Dive Brief:
- School reform activist Ashley DeMauro says Pennsylvania should enact a student-weighted funding formula in order to better distribute funding, instead of looking just for ways to increase overall budgets.
- "Without a funding formula, money is allocated without any recognition of how many students need extra resources and support," DeMauro writes in PennLive.
- New funding formulas that account for the unique needs of students with disabilities, for example, are not served by a flat per-student formula, DeMauro claims, saying research shows weighted student funding formulas give at-risk students 25% higher earnings when they enter the workforce and also result in a 20% drop in the adult poverty rate.
Dive Insight:
Pennsylvania's lawmakers have played an enormous role in creating the state's current funding emergency. DeMauro doesn't detail exactly how partisan politics has contributed to the crisis.

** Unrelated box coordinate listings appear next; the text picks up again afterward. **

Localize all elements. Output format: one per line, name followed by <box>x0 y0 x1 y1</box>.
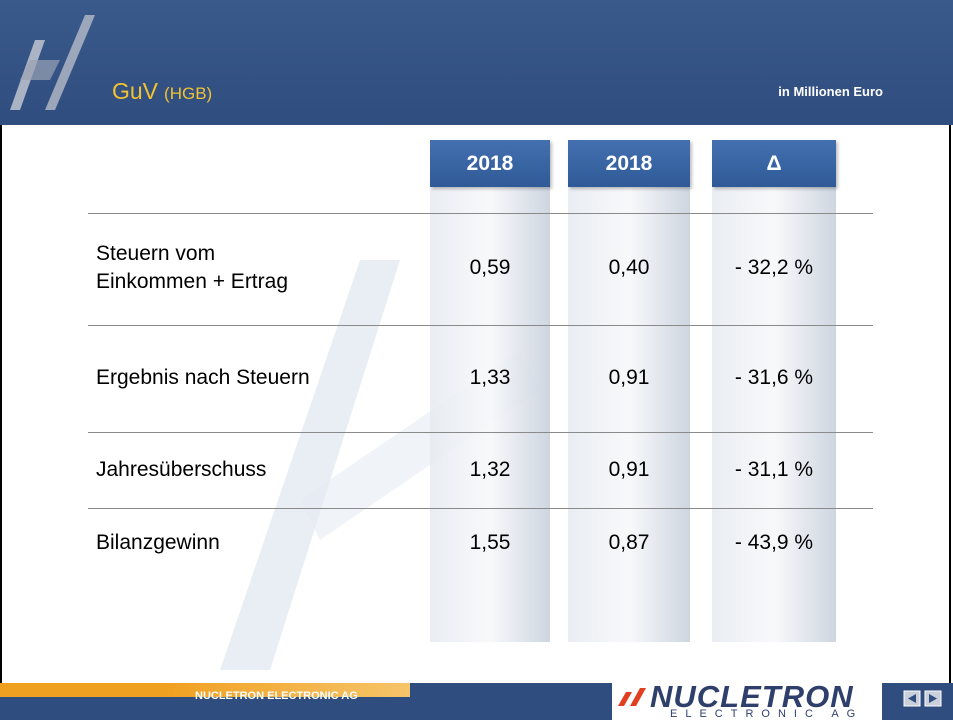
column-header: Δ <box>712 140 836 187</box>
cell: 0,87 <box>608 531 650 554</box>
cell: - 32,2 % <box>734 256 814 279</box>
row-divider <box>88 508 873 509</box>
cell: 0,91 <box>608 458 650 481</box>
cell: - 31,1 % <box>734 458 814 481</box>
title-text: GuV <box>112 78 159 104</box>
slide-title: GuV (HGB) <box>112 78 212 105</box>
row-label: Steuern vom Einkommen + Ertrag <box>96 242 288 293</box>
logo-box <box>612 680 882 720</box>
unit-label: in Millionen Euro <box>778 84 883 99</box>
header-logo-graphic <box>10 15 95 110</box>
column-header: 2018 <box>568 140 690 187</box>
logo-text: NUCLETRON <box>650 679 854 714</box>
footer-company: NUCLETRON ELECTRONIC AG <box>195 690 358 702</box>
row-divider <box>88 213 873 214</box>
footer-accent <box>0 683 410 697</box>
body-frame <box>0 125 951 683</box>
row-divider <box>88 432 873 433</box>
cell: 1,55 <box>469 531 511 554</box>
row-label: Jahresüberschuss <box>96 458 267 481</box>
row-divider <box>88 325 873 326</box>
cell: 0,91 <box>608 366 650 389</box>
row-label: Ergebnis nach Steuern <box>96 366 310 389</box>
header-band <box>0 0 953 125</box>
column-background <box>712 187 836 642</box>
cell: - 31,6 % <box>734 366 814 389</box>
cell: 0,59 <box>469 256 511 279</box>
logo-mark <box>618 688 646 706</box>
row-label: Bilanzgewinn <box>96 531 220 554</box>
cell: 0,40 <box>608 256 650 279</box>
column-header: 2018 <box>430 140 550 187</box>
cell: - 43,9 % <box>734 531 814 554</box>
column-background <box>568 187 690 642</box>
title-subtitle: (HGB) <box>164 84 213 103</box>
cell: 1,32 <box>469 458 511 481</box>
logo-subtext: ELECTRONIC AG <box>670 708 864 720</box>
column-background <box>430 187 550 642</box>
cell: 1,33 <box>469 366 511 389</box>
nav-buttons[interactable] <box>903 690 945 708</box>
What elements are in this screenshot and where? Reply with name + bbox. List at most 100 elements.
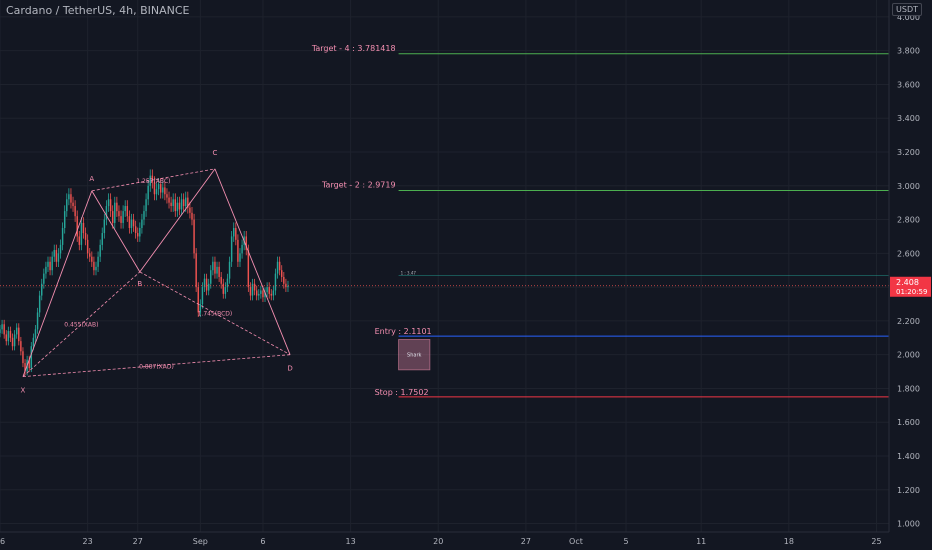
candle-body: [249, 287, 252, 296]
candle-body: [78, 236, 81, 245]
candle-body: [159, 184, 162, 193]
candle-body: [189, 207, 191, 213]
candle-body: [278, 261, 281, 271]
symbol-header[interactable]: Cardano / TetherUS, 4h, BINANCE: [6, 4, 190, 17]
candle-body: [114, 202, 116, 223]
candle-body: [205, 278, 208, 291]
candle-body: [84, 233, 87, 240]
x-tick-label: Sep: [193, 537, 208, 546]
pattern-leg: [139, 168, 216, 273]
candle-body: [66, 199, 68, 212]
pattern-point-label: A: [89, 175, 94, 183]
candle-body: [0, 329, 1, 333]
candle-body: [145, 199, 147, 212]
candle-body: [224, 287, 227, 294]
time-axis[interactable]: [0, 532, 932, 550]
target-label: Target - 4 : 3.781418: [311, 44, 396, 53]
candle-body: [235, 228, 237, 240]
candle-body: [74, 206, 76, 217]
candle-body: [193, 219, 195, 254]
currency-selector[interactable]: USDT: [892, 3, 922, 16]
candle-body: [45, 266, 47, 274]
candle-body: [30, 346, 33, 369]
candle-body: [155, 189, 158, 195]
candle-body: [3, 324, 5, 335]
candle-body: [272, 290, 275, 296]
pattern-leg: [214, 168, 291, 355]
candle-body: [118, 211, 120, 217]
price-badge-price: 2.408: [896, 278, 919, 287]
x-tick-label: 16: [0, 537, 5, 546]
candle-body: [126, 206, 129, 217]
grid: [0, 0, 889, 532]
candle-body: [139, 228, 141, 237]
trade-levels: Target - 4 : 3.781418 Target - 2 : 2.9719…: [311, 44, 889, 398]
candle-body: [247, 249, 250, 288]
candle-body: [15, 327, 18, 335]
pattern-ratio-line: [91, 168, 216, 192]
candle-body: [276, 261, 279, 274]
candle-body: [89, 253, 91, 257]
y-tick-label: 1.200: [897, 486, 920, 495]
candle-body: [226, 278, 229, 288]
pattern-point-label: X: [21, 387, 26, 395]
candle-body: [61, 228, 64, 245]
y-tick-label: 3.600: [897, 80, 920, 89]
pattern-ratio-label: 1.257(ABC): [136, 178, 170, 185]
candle-body: [266, 287, 268, 293]
entry-label: Entry : 2.1101: [375, 327, 432, 336]
candle-body: [228, 261, 231, 279]
y-axis-ticks: 1.0001.2001.4001.6001.8002.0002.2002.400…: [897, 13, 920, 529]
candle-body: [7, 331, 10, 342]
candle-body: [270, 293, 273, 296]
candle-body: [170, 202, 172, 207]
price-badge-countdown: 01:20:59: [896, 288, 927, 296]
candle-body: [68, 194, 70, 200]
candle-body: [122, 211, 124, 223]
candle-body: [241, 244, 243, 254]
candle-body: [82, 222, 85, 234]
candle-body: [184, 197, 187, 207]
candle-body: [80, 222, 83, 245]
candle-body: [24, 363, 26, 372]
x-tick-label: 5: [624, 537, 629, 546]
candle-body: [55, 249, 58, 262]
candle-body: [174, 199, 177, 212]
y-tick-label: 3.200: [897, 148, 920, 157]
candle-body: [76, 216, 78, 237]
candle-body: [187, 197, 189, 208]
price-axis[interactable]: [889, 0, 932, 532]
candle-body: [280, 270, 283, 277]
pattern-leg: [91, 190, 141, 273]
candle-body: [230, 236, 233, 262]
y-tick-label: 1.000: [897, 520, 920, 529]
candle-body: [32, 337, 35, 347]
x-tick-label: 27: [521, 537, 531, 546]
candle-body: [137, 233, 139, 237]
candle-body: [86, 239, 89, 254]
candle-body: [49, 261, 51, 271]
x-tick-label: 23: [83, 537, 93, 546]
candle-body: [72, 202, 74, 207]
candle-body: [222, 283, 225, 294]
candle-body: [214, 261, 216, 274]
y-tick-label: 2.600: [897, 249, 920, 258]
x-tick-label: 18: [784, 537, 794, 546]
candle-body: [59, 244, 62, 254]
pattern-leg: [22, 190, 93, 377]
y-tick-label: 2.200: [897, 317, 920, 326]
candle-body: [147, 185, 149, 200]
pattern-ratio-line: [139, 271, 291, 356]
pattern-point-label: D: [287, 365, 292, 373]
candle-body: [166, 194, 168, 198]
candle-body: [287, 285, 289, 288]
candle-body: [149, 175, 151, 186]
candle-body: [258, 293, 260, 296]
candle-body: [134, 226, 137, 234]
candle-body: [191, 212, 193, 220]
candle-body: [262, 290, 264, 298]
candle-body: [216, 266, 218, 274]
candle-body: [93, 261, 95, 271]
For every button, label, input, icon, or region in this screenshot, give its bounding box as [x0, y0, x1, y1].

By October 2015, a budget impasse had already cost Pennsylvania school districts over $11.2 million in estimated borrowing fees and interest. After Governor Tom Wolf (D) vetoed one budget proposal in June, the Republican-controlled legislature couldn't reach an agreement on state spending. Many districts were forced to borrow money, and some have struggled to get loans approved. Some faced credit downgrades.
An October 2015 audit released by the state Attorney General uncovered a series of management issues in the state's cash-strapped school system, including not having an up-to-date master plan for education. The following month, the Pennsylvania Senate froze a proposal to replace $14 billion dollars worth of school property taxes with higher state sales and income taxes.